Pekín no es solamente Cristina Pedroche asombrando al equipo de producción de Antena3 con su soltura ante cámara. Ni trillones de partículas de CO2 sobrevolando las cabezas de otros trillones de ciudadanos chinos. Desde la capital del ‘Imperio del Centro’, que es como se denominan a sí mismos, sale la ruta más frecuentada para visitar la Gran Muralla.

Pues bien. Desde 1999 se viene celebrando un maratón sobre sus ladrillos y sus escalones. Es tal el éxito comercial que se redondea con una carrera mini y un medio maratón.

Los operadores nórdicos lo vieron de lejos. Era negocio seguro, debió pensar Soren Rasmussen, fundador de viajes Albatros. Solamente un orate podría cogerle el gusto a cientos de escalones corriendo y arrastrándose, salvo que contase con una recompensa visual e histórica de primer nivel. El colgado de turno lió a otros dos corredores veteranos, uno de ellos alto cargo en la federación danesa de atletismo. Y la estúpida idea fraguó en un maravilloso proyecto.

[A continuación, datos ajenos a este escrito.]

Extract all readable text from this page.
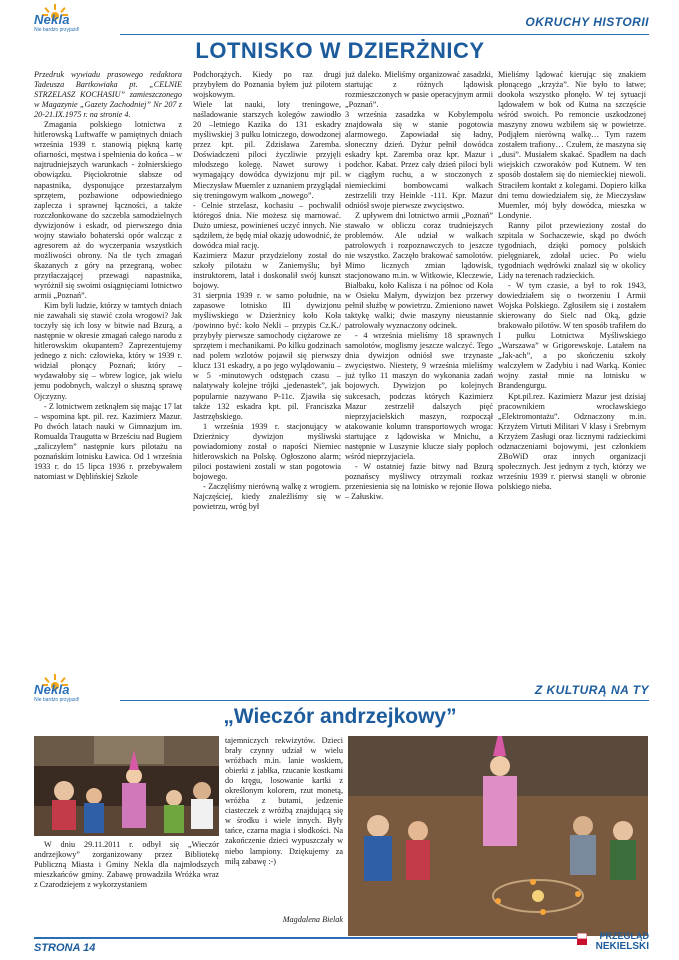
Nekla
Nie bardzo przyjazd!
OKRUCHY HISTORII
LOTNISKO W DZIERŻNICY

Przedruk wywiadu prasowego redaktora Tadeusza Bartkowiaka pt. „CELNIE STRZELASZ KOCHASIU” zamieszczonego w Magazynie „Gazety Zachodniej” Nr 207 z 20-21.IX.1975 r. na stronie 4.

Zmagania polskiego lotnictwa z hitlerowską Luftwaffe w pamiętnych dniach września 1939 r. stanowią piękną kartę ofiarności, męstwa i spełnienia do końca – w najtrudniejszych warunkach - żołnierskiego obowiązku. Pięciokrotnie słabsze od napastnika, dysponujące przestarzałym sprzętem, pozbawione odpowiedniego zaplecza i sprawnej łączności, a także rozczłonkowane do szczebla samodzielnych dywizjonów i eskadr, od pierwszego dnia wojny stawiało bohaterski opór walcząc z agresorem aż do wyczerpania wszystkich możliwości obrony. Na tle tych zmagań śkazanych z góry na przegraną, wobec przytłaczającej przewagi napastnika, wyróżnił się swoimi osiągnięciami lotnictwo armii „Poznań”.

Kim byli ludzie, którzy w tamtych dniach nie zawahali się stawić czoła wrogowi? Jak toczyły się ich losy w bitwie nad Bzurą, a następnie w okresie zmagań całego narodu z hitlerowskim okupantem? Zaprezentujemy jednego z nich: człowieka, który w 1939 r. widział płonący Poznań; który – wydawałoby się – wbrew logice, jak wielu jemu podobnych, walczył o słuszną sprawę Ojczyzny.

- Z lotnictwem zetknąłem się mając 17 lat – wspomina kpt. pil. rez. Kazimierz Mazur. Po dwóch latach nauki w Gimnazjum im. Romualda Traugutta w Brześciu nad Bugiem „zaliczyłem” następnie kurs pilotażu na poznańskim lotnisku Ławica. Od 1 września 1933 r. do 15 lipca 1936 r. przebywałem natomiast w Dęblińskiej Szkole

Podchorążych. Kiedy po raz drugi przybyłem do Poznania byłem już pilotem wojskowym.

Wiele lat nauki, loty treningowe, naśladowanie starszych kolegów zawiodło 20 –letniego Kazika do 131 eskadry myśliwskiej 3 pułku lotniczego, dowodzonej przez kpt. pil. Zdzisława Zaremba. Doświadczeni piloci życzliwie przyjęli młodszego kolegę. Nawet surowy i wymagający dowódca dywizjonu mjr pil. Mieczysław Muemler z uznaniem przyglądał się treningowym walkom „nowego”.

- Celnie strzelasz, kochasiu – pochwalił któregoś dnia. Nie możesz się marnować. Dużo umiesz, powinieneś uczyć innych. Nie sądziłem, że będę miał okazję udowodnić, że dowódca miał rację.

Kazimierz Mazur przydzielony został do szkoły pilotażu w Zaniemyślu; był instruktorem, latał i doskonalił swój kunszt bojowy.

31 sierpnia 1939 r. w samo południe, na zapasowe lotnisko III dywizjonu myśliwskiego w Dzierżnicy koło Koła /powinno być: koło Nekli – przypis Cz.K./ przybyły pierwsze samochody ciężarowe ze sprzętem i mechanikami. Po kilku godzinach nad polem wzlotów pojawił się pierwszy klucz 131 eskadry, a po jego wylądowaniu – w 5 -minutowych odstępach czasu – nalatywały kolejne trójki „jedenastek”, jak popularnie nazywano P-11c. Zjawiła się także 132 eskadra kpt. pil. Franciszka Jastrzębskiego.

1 września 1939 r. stacjonujący w Dzierżnicy dywizjon myśliwski powiadomiony został o napości Niemiec hitlerowskich na Polskę. Ogłoszono alarm; piloci postawieni zostali w stan pogotowia bojowego.

- Zaczęliśmy nierówną walkę z wrogiem. Najczęściej, kiedy znaleźliśmy się w powietrzu, wróg był

już daleko. Mieliśmy organizować zasadzki, startując z różnych lądowisk rozmieszczonych w pasie operacyjnym armii „Poznań”.

3 września zasadzka w Kobylempolu znajdowała się w stanie pogotowia alarmowego. Zapowiadał się ładny, słoneczny dzień. Dyżur pełnił dowódca eskadry kpt. Zaremba oraz kpr. Mazur i podchor. Kabat. Przez cały dzień piloci byli w ciągłym ruchu, a w stoczonych z niemieckimi bombowcami walkach zestrzelili trzy Heinkle -111. Kpr. Mazur odniósł swoje pierwsze zwycięstwo.

Z upływem dni lotnictwo armii „Poznań” stawało w obliczu coraz trudniejszych problemów. Ale udział w walkach patrolowych i rozpoznawczych to jeszcze nie wszystko. Zaczęło brakować samolotów. Mimo licznych zmian lądowisk, stacjonowano m.in. w Witkowie, Kleczewie, Białbaku, koło Kalisza i na północ od Koła w Osieku Małym, dywizjon bez przerwy pełnił służbę w powietrzu. Zmieniono nawet taktykę walki; dwie maszyny nieustannie patrolowały wyznaczony odcinek.

- 4 września mieliśmy 18 sprawnych samolotów, moglismy jeszcze walczyć. Tego dnia dywizjon odniósł swe trzynaste zwycięstwo. Niestety, 9 września mieliśmy już tylko 11 maszyn do wykonania zadań bojowych. Dywizjon po kolejnych sukcesach, podczas których Kazimierz Mazur zestrzelił dalszych pięć nieprzyjacielskich maszyn, rozpoczął atakowanie kolumn transportowych wroga: startujące z lądowiska w Mnichu, a następnie w Luszynie klucze siały popłoch wśród nieprzyjaciela.

- W ostatniej fazie bitwy nad Bzurą poznańscy myśliwcy otrzymali rozkaz przeniesienia się na lotnisko w rejonie Iłowa – Załuskiw.

Mieliśmy lądować kierując się znakiem płonącego „krzyża”. Nie było to łatwe; dookoła wszystko płonęło. W tej sytuacji lądowałem w bok od Kutna na szczęście wśród swoich. Po remoncie uszkodzonej maszyny znowu wzbiłem się w powietrze. Podjąłem nierówną walkę… Tym razem zostałem trafiony… Czułem, że maszyna się „dusi”. Musiałem skakać. Spadłem na dach wiejskich czworaków pod Kutnem. W ten sposób dostałem się do niemieckiej niewoli. Straciłem kontakt z kolegami. Dopiero kilka dni temu dowiedziałem się, że Mieczysław Muemler, mój były dowódca, mieszka w Londynie.

Ranny pilot przewieziony został do szpitala w Sochaczewie, skąd po dwóch tygodniach, dzięki pomocy polskich pielęgniarek, zdołał uciec. Po wielu tygodniach wędrówki znalazł się w okolicy Lidy na terenach radzieckich.

- W tym czasie, a był to rok 1943, dowiedziałem się o tworzeniu I Armii Wojska Polskiego. Zgłosiłem się i zostałem skierowany do Sielc nad Oką, gdzie brakowało pilotów. W ten sposób trafiłem do I pułku Lotnictwa Myśliwskiego „Warszawa” w Grigorewskoje. Latałem na „Jak-ach”, a po skończeniu szkoły walczyłem w Zadybiu i nad Warką. Koniec wojny zastał mnie na lotnisku w Brandengurgu.

Kpt.pil.rez. Kazimierz Mazur jest dzisiaj pracownikiem wrocławskiego „Elektromontażu”. Odznaczony m.in. Krzyżem Virtuti Militari V klasy i Srebrnym Krzyżem Zasługi oraz licznymi radzieckimi odznaczeniami bojowymi, jest członkiem ZBoWiD oraz innych organizacji społecznych. Jest jednym z tych, którzy we wrześniu 1939 r. pierwsi stanęli w obronie polskiego nieba.

Nekla
Nie bardzo przyjazd!
Z KULTURĄ NA TY
„Wieczór andrzejkowy”

W dniu 29.11.2011 r. odbył się „Wieczór andrzejkowy” zorganizowany przez Bibliotekę Publiczną Miasta i Gminy Nekla dla najmłodszych mieszkańców gminy. Zabawę prowadziła Wróżka wraz z Czarodziejem z wykorzystaniem

tajemniczych rekwizytów. Dzieci brały czynny udział w wielu wróżbach m.in. lanie woskiem, obierki z jabłka, rzucanie kostkami do kręgu, losowanie kartki z określonym kolorem, rzut monetą, wróżba z butami, jedzenie ciasteczek z wróżbą znajdującą się w środku i wiele innych. Były tańce, czarna magia i słodkości. Na zakończenie dzieci wypuszczały w niebo lampiony. Dziękujemy za miłą zabawę :-)

Magdalena Bielak
STRONA 14
PRZEGLĄD
NEKIELSKI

Maravilloso pero extenuante.

A una hora de coche de la visitadísima Pekín, se levanta un punto de acceso a una de las obras del ser humano que se observa desde el espacio. Miles de kilómetros levantados en tramos superpuestos durante siglos.

Para darnos una idea del significado del lugar, va un spoiler cultural prochino. Mientras la vieja Europa mercadeaba con lo que los griegos y etruscos empezaban a distribuir, la dinastía Qin comenzaba una obra que en quinientos años alcanzaría los 5700 kilómetros de longitud. No una línea recta sino un sistema infranqueable de murallas. Con las que es mejor llevarse bien e intentar correr por ellas, antes que derribarlas.

Tal y como pueden atestiguar los miles de corredores que han terminado el recorrido de la Great Wall Marathon esa obra no tiene un tramo amable. Se construyó sobre las colinas que separaban el entorno chino del mongol. La provincia de Tianjin, con sus verdes cerros y escarpadas defensas naturales, está atravesada por ese dragón tumbado sobre el verde. Un dragón color rojo parduzco.

La carrera tiene un par de tramos que totalizan miles de escalones y unos ocho kilómetros de pavor. Añadir un par de horas al tiempo normal de tu maratón es lo normal. De hecho la mezcla final de participantes se ha consolidado entre ese espectro de turistas con pasta y un puñado de die-hards, duros como piedras y aventureros de lo extremo.

Un derroche en tiempos de contención económica, una ventana a las maravillas de otro lado del planeta o una sudada en toda regla. Tómalo como quieras pero las imágenes que brinda el equipo de Albatros cada año a sus clientes son espectaculares. El tórrido calor y la canícula que huye hacia el norte desde la contaminada civilización son meros hechos puntuales.

Se suele decir que los maratones son duros. Este de la Gran Muralla podría ser mucho más duro. Yo simplemente pienso que es largo. El problema de los maratones son sus cuarenta y dos kilómetros. Podríamos preguntar sobre la resolución de este debate a Ernesto Ciravegna, el italiano que empleó más de 3h30 en vencer el año pasado frente a las 3h09 del duro trailrunner norteamericano Jorge Maravilla.

O a Sofía García Bardoll, una compatriota que se llevó la carrera femenina con 3h57 en 2014. Todos, incluidos los corredores más recreativos, asegurarán que las vistas del tramo que acerca a la la entrada de la muralla desde la aldea de DouanZhuang pone los pelos de punta.

Y se hace dos veces. Uno, a la salida de la carrera, con un bucle de ocho kilómetros que luego se repite en los últimos ocho del maratón. Por si alguien va tan metido en su cronómetro que olvidó mirar arriba.